While Chicago’s black population plunged dramatically in the last 10 years, according to the 2010 Census, the black population in Cook and the surrounding counties fell at half the pace.

African-Americans accounted for about 90 percent of Chicago’s 200,000-person population drop over the past 10 years, but the drop in the number of blacks in the six-county metropolitan region was on par with decline in the overall population.

The black population decline in the city “was so dramatic,” said community analyst Rob Paral.

The city’s black population dropped by 17 percent over the period, compared with an overall drop of 7 percent, based on analysis by Medill Reports of recently released census data. The rate of decline of the black population in Cook and the surrounding counties was 9 percent.

Some blamed the drop in the city on an error in the 2010 Census, but others disagree.

“I don’t believe it is due to an undercount,” Paral said, adding that the black population count is probably low, but likely as low this census as the last.

Paral, who advises large organizations on demographic issues, speculated that with a downturn in the labor market, blacks have left the state for jobs in the South. But while the city’s black population dropped by more than 180,000, the number in Illinois decreased by just 1 percent, or 23,000.

In Cook County and the surrounding counties, the population of blacks fell at the same rate as the decline in the general population.

Chicago’s black population dropped 4 percentage points, now accounting for 32 percent of the total. In the collar counties, the percentage of the population represented by blacks did not change by much more than a percentage point.

While DuPage County’s overall population fell by a quarter, its black population edged up 1 percent to more than 27,800.

The black population in nearby Lake County, Ind. slid 29 percent to about 87,300, greater than the decrease in any of the collar counties. The decline was similar to the drop in the total population of the county, which fell by a quarter in the past 10 years.

Hispanic population growing

And while the city’s overall population continues to shrink, the Latino community is nearing the size of both non-Hispanic white and black populations in the city.

According to recently released census data, the city saw a 7 percent drop in non-Hispanic whites and a 21 percent decrease in blacks since 2000; the Latino population increased by 3 percent to about 753,000. Now whites and blacks each make up 32 percent of the city’s population and Hispanics account for 29 percent.
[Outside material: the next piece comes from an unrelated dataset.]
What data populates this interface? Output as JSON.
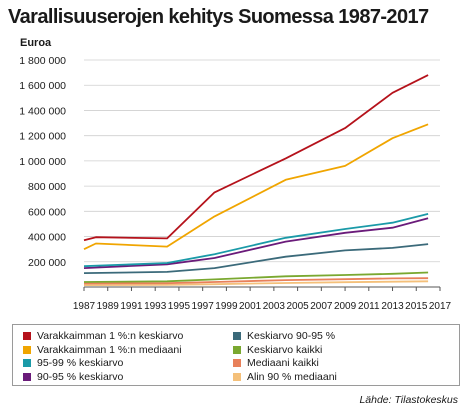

Several factors are influencing the Hispanic population shift, said Paral.

Shifting populations can affect ward politics, especially because the City Council crafted current ward boundaries with Hispanics in mind. By law, the council must redraw the ward map by December, based on the populations identified in the 2010 Census.

That task is difficult, said Virginia Martinez, an attorney with the Mexican American Legal Defense and Education Fund, because you can draw lines a lot of different ways.

Martinez’s group advocates nationwide for Latinos. In 1992, the fund sued to overturn a newly drawn Chicago ward map, arguing that it dissected Hispanic populations in a way that deprived them of representation in City Hall.

During the drafting of the current map in 2001, the council crafted the 10th, 14th, 30th and 33rd wards to have Hispanic majorities, increasing the number of Latino-dominated wards to 11. Members of the fund said the change was not enough to reflect the increase in the Hispanic population.

Despite this year’s election of a new mayor, and turnover on the City Council, redistricting issues are the same, according to Martinez, as incumbents seek to hold on to their voting bloc.

“We always have the same concerns,” she said.